At times, it had to combine routes or even ask staff like the mechanic to do some driving.
But around 2021, the district came up with a solution to its perpetual shortages: recruiting the family members of students as bus drivers.
“We started emailing the parents, doing a mass mailing from our software system, saying hey, we want to keep providing great service, great bus driving, but we need your help,” Neubauer said.
Since administrators started the family recruitment strategy in 2021, they’ve managed to almost completely eliminate their bus driver shortages. There is currently one driver out of the workforce for an injury, but two other drivers are getting licensed to drive, so the district considers itself at capacity.
Around half of the 35 bus and van drivers the district currently employs are parents (and a few grandparents) of the students.

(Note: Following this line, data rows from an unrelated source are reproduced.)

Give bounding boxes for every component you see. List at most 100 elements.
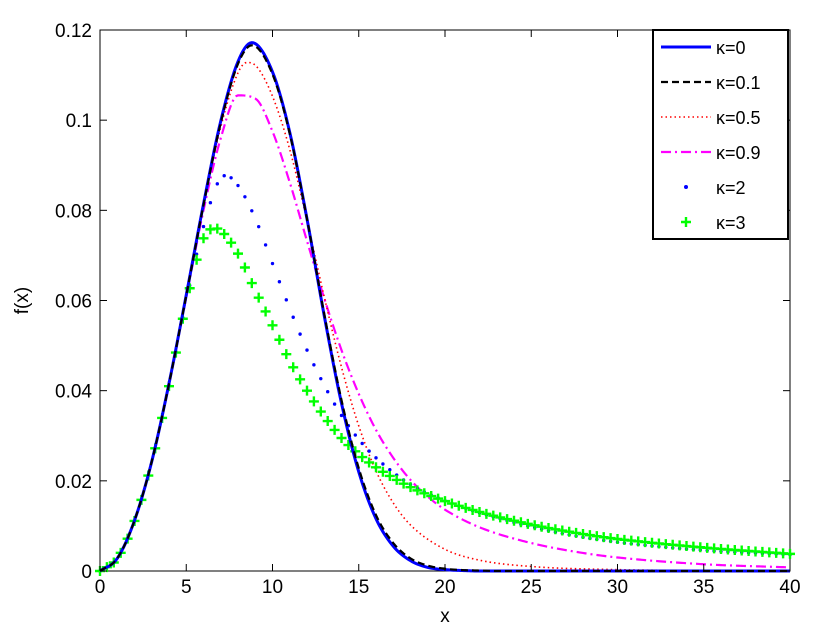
legend-label: κ=3 [716, 213, 746, 233]
data-point [336, 433, 347, 444]
legend-label: κ=0.5 [716, 108, 761, 128]
y-tick-label: 0.04 [55, 382, 92, 403]
data-point [381, 462, 385, 466]
data-point [319, 376, 323, 381]
data-point [267, 320, 278, 331]
x-axis: 0 5 10 15 20 25 30 35 40 [95, 30, 801, 598]
data-point [253, 292, 264, 303]
data-point [419, 488, 430, 499]
data-point [233, 248, 243, 259]
data-point [208, 200, 213, 205]
data-point [440, 496, 450, 507]
data-point [243, 195, 247, 199]
data-point [212, 223, 223, 234]
data-point [198, 233, 209, 244]
data-point [412, 485, 423, 496]
legend-item: κ=3 [681, 213, 746, 233]
data-point [467, 504, 478, 515]
x-tick-label: 0 [95, 577, 106, 598]
data-point [367, 449, 371, 453]
data-point [522, 518, 533, 529]
data-point [281, 349, 292, 360]
data-point [785, 548, 795, 559]
y-tick-label: 0.12 [55, 21, 92, 42]
y-axis-label: f(x) [12, 287, 33, 314]
data-point [543, 523, 554, 534]
y-tick-label: 0.1 [66, 111, 92, 132]
legend: κ=0 κ=0.1 κ=0.5 κ=0.9 κ=2 κ=3 [652, 29, 789, 240]
data-point [391, 474, 402, 485]
data-point [377, 466, 388, 477]
data-point [305, 348, 309, 352]
legend-item: κ=0 [661, 38, 746, 58]
data-point [495, 512, 506, 523]
data-point [308, 396, 319, 407]
data-point [229, 176, 233, 180]
data-point [270, 261, 275, 266]
data-point [332, 402, 337, 406]
x-tick-label: 30 [607, 577, 628, 598]
legend-item: κ=0.9 [661, 143, 761, 163]
legend-swatch [681, 217, 691, 227]
data-point [353, 433, 357, 437]
data-point [246, 278, 257, 289]
x-tick-label: 20 [434, 577, 455, 598]
data-point [257, 224, 261, 229]
x-axis-label: x [440, 606, 450, 627]
data-point [481, 508, 492, 519]
data-point [260, 306, 271, 317]
x-tick-label: 10 [262, 577, 283, 598]
data-point [374, 456, 378, 460]
data-point [357, 452, 368, 463]
data-point [550, 524, 561, 535]
data-point [329, 424, 340, 435]
data-point [250, 209, 254, 213]
data-point [529, 520, 540, 531]
data-point [364, 457, 375, 468]
legend-label: κ=0.1 [716, 73, 761, 93]
data-point [460, 502, 471, 513]
data-point [326, 390, 330, 394]
data-point [312, 363, 316, 367]
legend-swatch [684, 185, 688, 189]
y-tick-label: 0.06 [55, 292, 92, 313]
data-point [433, 493, 444, 504]
data-point [291, 315, 295, 319]
legend-label: κ=0.9 [716, 143, 761, 163]
data-point [453, 500, 464, 511]
data-point [219, 229, 230, 240]
data-point [446, 498, 457, 509]
data-point [222, 174, 226, 178]
data-point [263, 243, 268, 247]
data-point [298, 332, 302, 336]
data-point [226, 237, 237, 248]
data-point [426, 491, 437, 502]
data-point [388, 468, 392, 472]
data-point [515, 517, 526, 528]
legend-item: κ=0.5 [661, 108, 761, 128]
data-point [302, 385, 312, 396]
legend-label: κ=0 [716, 38, 746, 58]
data-point [398, 478, 409, 489]
y-axis: 0 0.02 0.04 0.06 0.08 0.1 0.12 [55, 21, 790, 583]
legend-item: κ=2 [684, 178, 746, 198]
y-tick-label: 0.02 [55, 472, 92, 493]
data-point [277, 280, 282, 284]
data-point [509, 515, 519, 526]
data-point [201, 224, 206, 229]
x-tick-label: 25 [521, 577, 542, 598]
data-point [536, 521, 547, 532]
y-tick-label: 0 [81, 562, 92, 583]
data-point [384, 470, 395, 481]
data-point [339, 413, 344, 418]
data-point [488, 510, 499, 521]
data-point [295, 374, 306, 385]
data-point [405, 482, 416, 493]
x-tick-label: 15 [348, 577, 369, 598]
data-point [315, 406, 326, 417]
data-point [215, 182, 219, 186]
data-point [371, 462, 381, 473]
series-line [99, 94, 791, 572]
legend-item: κ=0.1 [661, 73, 761, 93]
data-point [474, 506, 485, 517]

Neubauer said those who signed up were motivated by both a desire to support the community and to make extra money.
“They were either looking for a way to help out or looking for a way to fit a job in with their kids’ schedules. And being that we are basically around the kids’ schedule, that really works for them,” Neubauer said, noting that a few parents even take their preschool-aged kids along with them in car seats on the bus.
Neubauer did acknowledge that East Troy is a fairly small community. There are around 1,600 kids in the district and around 900 of them are transported on school buses. Family members in a tight-knit, small town may be more easily recruited as bus drivers than in a larger one.
But for East Troy, the community ended up being the solution.
“I think we’ve learned that really we have to focus on our community because that’s who supports us, anyway. So if we can ask them for help, draw on them, the community shows up for us,” Neubauer said.